One integral multiple reduces ST (120); It is used for integral multiple reduction sampling said first the said modulated time-domain audio sample of (145-1) or the overlapping addition block of modulated time-domain audio sample is reduced sampling audio samples (147-1) to obtain said first integral multiple to (145-1); Perhaps be used for integral multiple reduction sampling said second the said modulated time-domain audio sample of (145-2) or the overlapping addition block of modulated time-domain audio sample are reduced sampling audio samples (147-2) to obtain said second integral multiple to (145-2), and

One overlapping summitor (124); Wherein, Said overlapping summitor (124) be configured to said first to (145-1) or said second the said integral multiple to (145-2) reduce the sampling audio samples (147-1, overlapping block 417-2) or the addition of modulated time-domain audio sample, wherein; For said first as far as (145-1), the said non-block (133-2 that fills up; 135-2; 141-2; 930) one first sample (151) and the said block (103 of filling up; 803; 141-1; Time gap between one first sample (153) of said audio signal value 902) (b ') is provided by said overlapping summitor (124), perhaps wherein for said second as far as (145-2), and the said block (103 of filling up; 803; 141-1; One first sample (153) of said audio signal value 902) and the said non-block (133-2 that fills up; 135-2; 141-2; 930) time interval between one first sample (157) is provided by said overlapping summitor (124) from (b '), with the signal in the target frequency that obtains to be in said frequency range expansion algorithm.

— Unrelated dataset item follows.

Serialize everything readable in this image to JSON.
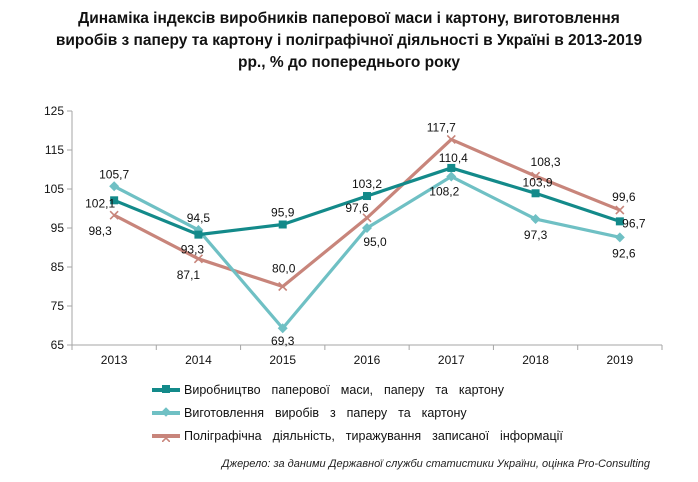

19. a method that is used to control a sound signal, it comprises:

Produce a plurality of continuous block (111 of (102) audio samples; 811), said a plurality of continuous block (111; 811) at least one that comprises audio samples filled up block (103; 803), the said block (103 of filling up; 803) have the value of filling up and audio signal value;

With the said block (103 of filling up; 803) conversion (104) becomes to have a frequency spectrum designation of spectrum value;

The phase place of adjustment (106) said spectrum value is to obtain a modulated frequency spectrum designation (107); And

Said modulated frequency spectrum designation (107) conversion (108) is become (105) territory sound signal (109) when modulated.

20. the computer program with a program code, when said computer program was executed on the computing machine, said program code was carried out as method according to claim 19.